8 thoughts on “Dialysis and Blood Pressure (and AF)

  1. Very informative .
    I am trying to learn as much as I can about kidney failure and dialysis.
    Someone dear to my heart has just begun home dialysis but lives so very far from me.
    Between the great info I am getting from him and your blog I am understanding more and more.

    Thank you



  2. Also,consistent BP above 180 needs to be double checked manually as some dialysis patients can have highly calcified arteries resulting in false high BP. This is when the arteries are so calcified the automatic BP cuff cannot properly compress the artery & therefore detect the corrrect BP. This can manifest itself unexpectedly. It is very important to double check high BPs manually as a false high BP can result in BP over medication and attempts to take off too much fluid.
    Also,a very good way to stop going flat is to keep a sharp eye on your blood volume (if your machine comes equipped with a crit-line) and to try to do as much of your session in a supine (lying down) position as your blood/fluid volume is greater this way (more fluid is available for removal).
    Check out this link for tips on blood volume guided dialysis: http://www.crit-line.com/Trainingmaterials/SELF_STUDY_GUIDE1.pdf
    And if it turns out you do need manual BPs taken for correct/accurate measurements, make them do it!!!
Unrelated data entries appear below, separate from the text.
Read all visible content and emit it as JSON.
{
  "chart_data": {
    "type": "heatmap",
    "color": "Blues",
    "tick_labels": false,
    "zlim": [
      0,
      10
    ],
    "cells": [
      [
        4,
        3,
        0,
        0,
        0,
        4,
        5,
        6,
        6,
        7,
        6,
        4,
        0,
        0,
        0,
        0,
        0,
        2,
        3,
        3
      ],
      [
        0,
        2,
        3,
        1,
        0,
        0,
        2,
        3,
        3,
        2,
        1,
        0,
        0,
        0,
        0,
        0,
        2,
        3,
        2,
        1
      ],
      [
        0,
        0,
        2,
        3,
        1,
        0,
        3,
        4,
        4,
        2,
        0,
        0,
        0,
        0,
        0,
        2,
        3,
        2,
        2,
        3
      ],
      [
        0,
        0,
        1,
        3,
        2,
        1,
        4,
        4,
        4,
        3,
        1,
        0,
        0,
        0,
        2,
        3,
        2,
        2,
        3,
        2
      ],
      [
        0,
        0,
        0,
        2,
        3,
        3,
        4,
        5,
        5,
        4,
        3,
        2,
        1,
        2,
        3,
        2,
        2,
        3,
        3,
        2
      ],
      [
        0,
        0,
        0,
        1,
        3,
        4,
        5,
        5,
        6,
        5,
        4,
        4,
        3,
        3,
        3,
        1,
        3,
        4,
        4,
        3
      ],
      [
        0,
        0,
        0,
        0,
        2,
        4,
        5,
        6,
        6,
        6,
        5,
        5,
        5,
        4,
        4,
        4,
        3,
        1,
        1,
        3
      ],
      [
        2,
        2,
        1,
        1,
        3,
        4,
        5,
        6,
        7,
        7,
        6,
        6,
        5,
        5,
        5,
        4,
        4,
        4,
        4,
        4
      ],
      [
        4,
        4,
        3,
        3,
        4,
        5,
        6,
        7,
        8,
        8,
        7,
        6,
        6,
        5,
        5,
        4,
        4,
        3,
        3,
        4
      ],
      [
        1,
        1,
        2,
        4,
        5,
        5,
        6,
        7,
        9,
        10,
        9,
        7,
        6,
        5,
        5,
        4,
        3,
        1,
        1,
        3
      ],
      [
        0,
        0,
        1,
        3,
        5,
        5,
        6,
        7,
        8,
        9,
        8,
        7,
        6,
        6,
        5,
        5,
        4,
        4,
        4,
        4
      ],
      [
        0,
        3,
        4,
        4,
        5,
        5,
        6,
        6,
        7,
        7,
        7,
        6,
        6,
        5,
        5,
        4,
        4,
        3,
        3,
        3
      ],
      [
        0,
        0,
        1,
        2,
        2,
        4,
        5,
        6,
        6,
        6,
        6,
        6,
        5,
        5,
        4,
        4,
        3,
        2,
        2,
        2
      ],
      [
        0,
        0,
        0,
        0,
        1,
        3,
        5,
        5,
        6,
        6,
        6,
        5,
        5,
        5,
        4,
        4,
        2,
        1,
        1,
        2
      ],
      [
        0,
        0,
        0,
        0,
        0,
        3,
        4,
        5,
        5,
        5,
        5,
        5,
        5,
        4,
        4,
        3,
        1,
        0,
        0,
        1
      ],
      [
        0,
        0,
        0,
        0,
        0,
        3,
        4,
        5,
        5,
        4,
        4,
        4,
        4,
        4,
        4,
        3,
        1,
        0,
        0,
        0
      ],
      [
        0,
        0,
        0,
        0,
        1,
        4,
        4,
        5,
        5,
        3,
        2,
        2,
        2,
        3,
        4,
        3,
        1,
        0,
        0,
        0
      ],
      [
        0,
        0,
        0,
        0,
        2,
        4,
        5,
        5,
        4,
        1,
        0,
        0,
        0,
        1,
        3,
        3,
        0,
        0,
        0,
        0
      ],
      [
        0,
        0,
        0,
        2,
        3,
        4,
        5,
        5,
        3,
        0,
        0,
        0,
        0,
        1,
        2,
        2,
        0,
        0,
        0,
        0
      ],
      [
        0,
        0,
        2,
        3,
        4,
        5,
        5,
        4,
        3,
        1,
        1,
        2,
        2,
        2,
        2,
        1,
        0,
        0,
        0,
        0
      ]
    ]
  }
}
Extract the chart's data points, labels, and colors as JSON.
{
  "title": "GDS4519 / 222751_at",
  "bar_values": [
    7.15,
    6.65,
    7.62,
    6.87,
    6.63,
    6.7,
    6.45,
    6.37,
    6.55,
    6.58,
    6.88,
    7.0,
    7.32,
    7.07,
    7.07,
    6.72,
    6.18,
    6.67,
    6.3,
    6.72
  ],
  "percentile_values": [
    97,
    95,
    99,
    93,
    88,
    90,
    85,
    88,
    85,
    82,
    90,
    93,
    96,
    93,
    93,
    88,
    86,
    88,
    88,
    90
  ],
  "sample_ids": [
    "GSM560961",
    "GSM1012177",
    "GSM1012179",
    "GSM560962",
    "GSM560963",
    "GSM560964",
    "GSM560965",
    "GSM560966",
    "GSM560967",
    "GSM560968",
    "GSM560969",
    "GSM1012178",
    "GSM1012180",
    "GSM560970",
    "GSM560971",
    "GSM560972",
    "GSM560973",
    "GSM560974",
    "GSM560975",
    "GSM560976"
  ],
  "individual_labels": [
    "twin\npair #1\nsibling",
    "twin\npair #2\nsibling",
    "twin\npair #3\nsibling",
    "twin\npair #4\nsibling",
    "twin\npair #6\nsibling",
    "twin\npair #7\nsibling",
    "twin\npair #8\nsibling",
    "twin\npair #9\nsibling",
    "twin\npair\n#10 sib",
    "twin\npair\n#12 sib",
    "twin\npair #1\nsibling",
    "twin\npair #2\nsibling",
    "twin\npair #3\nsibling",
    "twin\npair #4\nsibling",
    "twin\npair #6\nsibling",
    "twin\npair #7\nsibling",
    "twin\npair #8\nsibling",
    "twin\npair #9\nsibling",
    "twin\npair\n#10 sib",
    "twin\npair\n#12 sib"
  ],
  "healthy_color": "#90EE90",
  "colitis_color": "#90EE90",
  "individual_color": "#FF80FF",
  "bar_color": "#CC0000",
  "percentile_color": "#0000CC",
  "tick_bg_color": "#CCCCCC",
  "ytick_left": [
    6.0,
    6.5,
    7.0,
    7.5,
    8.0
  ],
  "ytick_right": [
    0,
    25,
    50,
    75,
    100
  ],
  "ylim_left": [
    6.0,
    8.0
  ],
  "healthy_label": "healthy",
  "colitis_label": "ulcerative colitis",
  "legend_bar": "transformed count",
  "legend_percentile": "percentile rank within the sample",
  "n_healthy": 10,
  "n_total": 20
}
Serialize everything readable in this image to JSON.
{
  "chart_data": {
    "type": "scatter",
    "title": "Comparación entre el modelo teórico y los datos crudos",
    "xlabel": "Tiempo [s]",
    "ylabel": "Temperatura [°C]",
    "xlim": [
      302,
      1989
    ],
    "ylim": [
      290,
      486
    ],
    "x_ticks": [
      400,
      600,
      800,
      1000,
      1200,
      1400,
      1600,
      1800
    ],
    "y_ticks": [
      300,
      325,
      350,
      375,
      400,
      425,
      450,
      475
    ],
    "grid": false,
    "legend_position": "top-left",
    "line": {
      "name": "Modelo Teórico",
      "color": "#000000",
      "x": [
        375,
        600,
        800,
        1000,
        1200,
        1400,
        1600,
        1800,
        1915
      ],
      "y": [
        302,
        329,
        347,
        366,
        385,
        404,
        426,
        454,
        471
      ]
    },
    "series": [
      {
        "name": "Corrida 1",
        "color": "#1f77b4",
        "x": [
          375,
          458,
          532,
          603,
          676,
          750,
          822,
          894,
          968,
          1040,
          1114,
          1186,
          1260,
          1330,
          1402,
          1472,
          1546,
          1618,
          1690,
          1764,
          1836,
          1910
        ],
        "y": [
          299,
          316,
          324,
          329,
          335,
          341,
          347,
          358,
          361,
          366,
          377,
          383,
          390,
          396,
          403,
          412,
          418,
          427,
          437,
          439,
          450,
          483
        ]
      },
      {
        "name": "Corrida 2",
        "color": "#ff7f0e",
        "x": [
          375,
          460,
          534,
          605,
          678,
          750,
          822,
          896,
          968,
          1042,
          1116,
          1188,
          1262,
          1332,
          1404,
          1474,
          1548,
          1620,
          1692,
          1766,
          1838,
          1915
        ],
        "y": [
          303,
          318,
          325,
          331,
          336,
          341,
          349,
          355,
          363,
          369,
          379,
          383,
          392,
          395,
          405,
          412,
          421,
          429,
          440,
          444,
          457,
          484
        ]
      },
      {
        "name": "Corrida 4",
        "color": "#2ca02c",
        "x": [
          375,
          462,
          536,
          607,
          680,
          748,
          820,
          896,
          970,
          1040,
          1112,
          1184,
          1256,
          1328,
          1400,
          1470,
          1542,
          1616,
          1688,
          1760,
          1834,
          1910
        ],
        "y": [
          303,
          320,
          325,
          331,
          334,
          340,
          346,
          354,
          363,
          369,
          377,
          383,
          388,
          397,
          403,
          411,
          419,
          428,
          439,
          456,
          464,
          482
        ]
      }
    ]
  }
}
  3. My dad has a blood clot in his neck. Doctors turn him away and refuse to take the blood
    clot out because he doesn’t have insurance. Is this legal? I get that doctors want their money, but seriously? It’s ok to let someone die in
    this country? Please, someone, explain to me
    how this is ok or legal..


  4. A friend of mine is a dialysis patient but due to stress at home barely eats once a day sometime s she goes days without, im soo worried she’s had soo health problems in her late 20 s what the risks if continued please could u gv me some advice , anybody?? thanku


    • Hi Ash. Kidney disease and dialysis can be major stressors by themselves. Adding stress from home may just be too much for some people. While there’s not much you can do about the kidneys, if the dialysis environment is right, it can be a positive and low-stress community, even a retreat. Not knowing anything about her situation, its hard to make suggestions beyond the general: is there a way to minimise the home stress by making some changes? eg identify one thing that can help lower the stress levels and work on that; or get involved in something she is passionate about; consider going to Yoga or Pilates. Anything to get her mind off her troubles.
      Regards, Greg


  5. hi my husband has af on dialysis and low blood pressure has had quite a few bad turns whle on dialysis he only started in jan but has gone flat about 6 times since starting he says he is not feeling any better


    • Hi Anne. It is tough when you have AF on dialysis. I find I go into it if I have too much fluid taken off too quickly. It is a real balancing act for your husband and the staff to find the best combination of fluid removal with low BP and going flat. Sometimes it is just a matter of experimenting to find the right balance. One of the patients in my unit used to go flat a lot, and our unit manager suggested that she have a glass of ice throughout the run. She found that slowly sucking the ice (so she didn’t put on more fluid) seemed to balance out the effect of dialysis. Maybe that’s worth a try. Maybe it will just take time to adjust. Let us know how he fares. Regards, Greg


  6. My wife has been on dialysis about 5 years, we started at home with the 2008h about 2.5 years ago, and in May 2016 on the Nxstage system one. All was good at first, but the last 4 months she has had problems with high HR close to the end of Tx. I’ve been working with the nurse trying to find the reason. They think it might be low potassium. Can you give me any other ideas?